Hi Penofgold!! Thanks for reading. I’m thrilled you found the information helpful. And what great questions you have!
Regarding those with penicillin allergies, the CDC recommends that people with a history of allergies to oral medications (this include penicillin) be vaccinated, even if it was a severe allergic reaction. So, no, a history of an allergic reaction to penicillin is not a contraindication for getting the COVID-19 vaccine.

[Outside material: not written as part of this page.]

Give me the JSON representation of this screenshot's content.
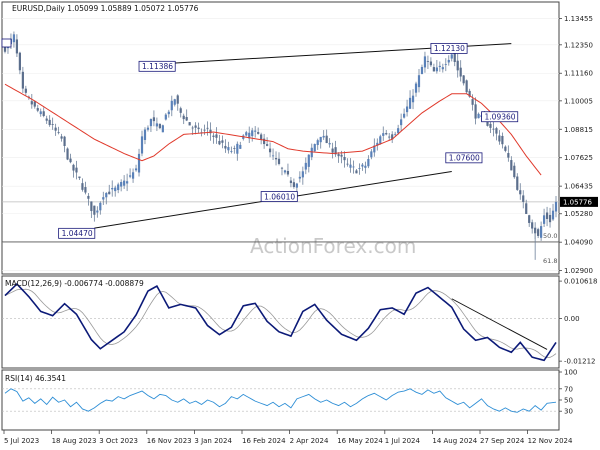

I’m not certain I understand the next question “is it safe to blast the RNA, and is it blasted for good?” Can you provide more information about that one for me?
As far as the effectiveness of the current COVID vaccines (the mRNA vaccines) against the more contagious strains of the coronavirus, nobody really knows for sure yet. But we can look to science and the facts that we have right now. Right now early findings published by bioRxiv (which have NOT been peer reviewed) indicate that the new variants may evade some of the antibodies produced by the immune system after receiving either the Pfizer or Moderna vaccine. BioRxiv tested only one variant of the SARS-CoV-2 and not all of them. However, even if the vaccine is less effective against other variants, that’s does’t mean it won’t work at all, it just means it’s less effective. Right now the efficacy rate (against severe disease outcomes) is 95% for Pfizer and 94% for Moderna. So even if the vaccine is less effective on the new variant, it will still likely provide enough protection to make getting the vaccine worth it—which is all the more reason to get the vaccine if you can.
I hope this helps. Please send me clarification on your mRNA question…..I’m happy to share science and facts about this vaccine!